Фрейд уверял, что человек был и останется естественным носителем самых разрушительных тенденций антиобщественного и антикультурного содержания. Для большинства людей это является определяющим в их жизни. Культура же — есть основная почва для столкновения элитных групп рафинированного меньшинства с ленивым и агрессивным по своей природе большинством.
Культура — это «все то, чем человеческая жизнь возвышается над своими животными условиями и чем она отличается от жизни животных», заключал неумолимый Фрейд.
Неравное распределение материальных благ и жесткое ограничение самых низменных «животных» тенденций толпы положено в основу диктата культуры. Отсюда, видимо, и сопротивление канонам общественной культуры, выражающееся в классовой и революционной борьбе. Культурные реляции власти могут поддерживаться лишь с известной долей насилия, будь то консервативные установки или, напротив, прогрессивные.
Фрейд рассматривает первобытное влечение человека к инцесту, каннибализму и убийствам, как главное ядро враждебности, направленное на культуру, объявляющее это всё строгим табу. И тут на помощь человеческим инстинктам приходит иллюзия веры, освобождающая человека от большинства запретов освящением их, особенно, в языческих формах верований. Культура же, опровергая своей научной составляющей религиозные иллюзии, стремится облечься в нравственные формы, хотя ведь и сложные религиозные учения, казалось бы, проповедуют то же самое. Но это лишь сверху, в официальных, конфессионных формах, но никак не внутри, где все религии изначально и рождаются как отражение первобытных страхов. Оттого они и долговечны. Потому что страхи живут в нас от рождения до смерти и во всех поколениях.
Вот тут общественная нравственность становится врагом у упорствующего, дикого, инфантильного человечества. Врожденное стремление к глобальной иллюзии, к отрицанию действительности, галлюцинаторная спутанность общественного сознания, так называемая аменция, и есть убежище самых косных форм религии и их бытового выражения — мистического суеверия.
Фрейд не видел будущего у религии, потому что видел будущее лишь у культуры, насаждение которой носит не только просветительский, но и насильственный, классовый и потому классический характер.
Вот такое бескомпромиссное определение «праматери» всех больших и малых иллюзий.
В энциклопедии Брокгауза и Ефрона о том же понятии говорится кратко и ясно, потому что тут никто не стремится к сложным исследованиям и к аргументированным обоснованиям. Лишь доносится смысл понятия «иллюзия»:
«…искаженное восприятие, обман чувств. Иллюзии оптические (иллюзия зрения, псевдоскопия), неправильные представления о форме, размере, цвете и положении в пространстве предметов внешнего мира.
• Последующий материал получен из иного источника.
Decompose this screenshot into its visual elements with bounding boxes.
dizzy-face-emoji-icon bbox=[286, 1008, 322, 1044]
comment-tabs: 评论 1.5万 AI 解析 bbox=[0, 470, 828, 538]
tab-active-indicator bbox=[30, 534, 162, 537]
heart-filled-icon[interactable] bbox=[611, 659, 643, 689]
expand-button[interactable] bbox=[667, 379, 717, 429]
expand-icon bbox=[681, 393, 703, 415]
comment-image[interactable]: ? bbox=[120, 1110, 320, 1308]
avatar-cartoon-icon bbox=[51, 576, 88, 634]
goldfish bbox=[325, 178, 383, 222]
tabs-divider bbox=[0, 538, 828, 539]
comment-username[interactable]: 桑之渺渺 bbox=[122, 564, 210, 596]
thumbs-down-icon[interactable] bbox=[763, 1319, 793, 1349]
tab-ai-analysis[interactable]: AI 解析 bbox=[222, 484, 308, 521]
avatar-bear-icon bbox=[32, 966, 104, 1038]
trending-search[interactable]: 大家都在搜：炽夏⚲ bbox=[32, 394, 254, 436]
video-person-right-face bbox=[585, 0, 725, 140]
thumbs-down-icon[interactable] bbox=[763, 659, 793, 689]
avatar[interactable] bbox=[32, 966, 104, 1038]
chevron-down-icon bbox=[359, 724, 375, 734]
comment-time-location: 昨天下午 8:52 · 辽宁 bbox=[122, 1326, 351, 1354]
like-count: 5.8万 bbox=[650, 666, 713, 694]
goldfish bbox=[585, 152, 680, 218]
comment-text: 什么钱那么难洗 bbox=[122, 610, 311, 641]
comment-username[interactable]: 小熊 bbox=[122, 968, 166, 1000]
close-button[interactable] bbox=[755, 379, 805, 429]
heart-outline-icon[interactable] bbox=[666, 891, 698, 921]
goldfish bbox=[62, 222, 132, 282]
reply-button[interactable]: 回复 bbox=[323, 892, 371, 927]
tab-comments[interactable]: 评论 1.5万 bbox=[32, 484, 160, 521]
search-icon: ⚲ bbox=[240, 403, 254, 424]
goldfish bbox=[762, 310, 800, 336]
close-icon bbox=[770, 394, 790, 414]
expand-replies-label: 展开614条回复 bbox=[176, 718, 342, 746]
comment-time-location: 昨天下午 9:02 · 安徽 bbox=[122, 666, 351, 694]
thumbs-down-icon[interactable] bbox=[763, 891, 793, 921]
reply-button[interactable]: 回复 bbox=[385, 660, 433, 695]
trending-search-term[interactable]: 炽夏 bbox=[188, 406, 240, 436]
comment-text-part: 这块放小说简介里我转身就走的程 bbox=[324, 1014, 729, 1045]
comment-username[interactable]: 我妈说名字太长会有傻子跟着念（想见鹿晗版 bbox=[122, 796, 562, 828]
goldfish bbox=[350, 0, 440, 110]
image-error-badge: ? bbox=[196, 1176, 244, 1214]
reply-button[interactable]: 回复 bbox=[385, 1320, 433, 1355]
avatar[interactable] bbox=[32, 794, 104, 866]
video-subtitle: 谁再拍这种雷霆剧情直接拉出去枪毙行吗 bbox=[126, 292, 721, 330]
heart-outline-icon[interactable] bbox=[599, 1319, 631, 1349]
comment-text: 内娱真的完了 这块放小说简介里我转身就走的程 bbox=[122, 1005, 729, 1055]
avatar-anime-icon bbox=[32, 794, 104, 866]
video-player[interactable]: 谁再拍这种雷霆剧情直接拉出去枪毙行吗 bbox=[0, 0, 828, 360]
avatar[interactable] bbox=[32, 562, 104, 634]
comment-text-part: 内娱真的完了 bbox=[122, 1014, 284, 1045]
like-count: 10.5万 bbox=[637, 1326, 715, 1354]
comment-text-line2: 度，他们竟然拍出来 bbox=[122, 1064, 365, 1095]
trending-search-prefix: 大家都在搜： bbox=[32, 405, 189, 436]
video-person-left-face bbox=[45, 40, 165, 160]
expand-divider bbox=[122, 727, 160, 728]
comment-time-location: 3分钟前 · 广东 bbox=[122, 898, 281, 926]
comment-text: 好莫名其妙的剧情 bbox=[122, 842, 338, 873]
Большинство иллюзий коренится в психике человека, в невольных предвзятых суждениях, основанных на привычке связывать впечатление с причиной, его вызывающей. Так, например, из двух равных предметов мы считаем большим тот, который видим яснее и отчетливее…»
Как только поезд отплыл от платформы, на которой остался Чикобава, Катя Немировская стала размышлять о том, чем она руководствовалась всю свою жизнь, и так ли уж ей удавалось совместить действительность с ее собственными иллюзорными представлениями о ней. И чем дальше она думала об этом, тем горше ей становилось, как если бы вдруг она ясно и холодно поняла, что жизнь потрачена на пустой сон, не имеющий никаких зацепок в реальности.
Она потратила столько жизненных сил на формирование культурного фона, столько энергии на проникновение в общество рафинированных снобов, что совершенно забыла, стерла из сознания всякое доверие к своей человеческой природе. А это может быть единственный путь к спасению.
Фрейд — хладнокровный препаратор, вредный, опасный тип, противопоставляющий человека вере. Пренебрежение верой ведет к крушению жизненных основ, которые, как обнаруживается, ничем иным не могут быть восполнены, разве что только великой иллюзией. Нет веры — нет жизни; есть только тонкий культурный слой на жаждущем бессмертия и благоденствия совершенно беззащитном младенческом теле человечества.
Филолог Екатерина Алексеевна Немировская, по прозвищу Лисонька
Это как кожу истончить, обесцветить и рассматривать невооруженным глазом, как струится кровь по жилам, как трепещет сердце, как вздуваются легкие и как бегут токи по лабиринтам усталого мозга. Но дайте лишь веру, хотя бы иллюзию ее, и на вас засияет непроницаемый панцирь бессмертия!
Убийца, преследующий меня и идущий ко мне через растерзанные жизни четырех человек, заинтересован именно в этом — в моей (и в нашей, общей!) беззащитности, когда лишь лак принятой сегодня в обществе культуры легкой, тонкой корочкой покрывает нас, а ему, сатане, не перед кем и не перед чем ответить за свои мерзости. Общество приняло, восхитилось зрелищем крови и замерло перед ним и такими, как он, в пароксизме ужаса. Коли нет Бога, твори, что потребует от тебя жестокая природа и что принимается атеистичным развратным человечеством.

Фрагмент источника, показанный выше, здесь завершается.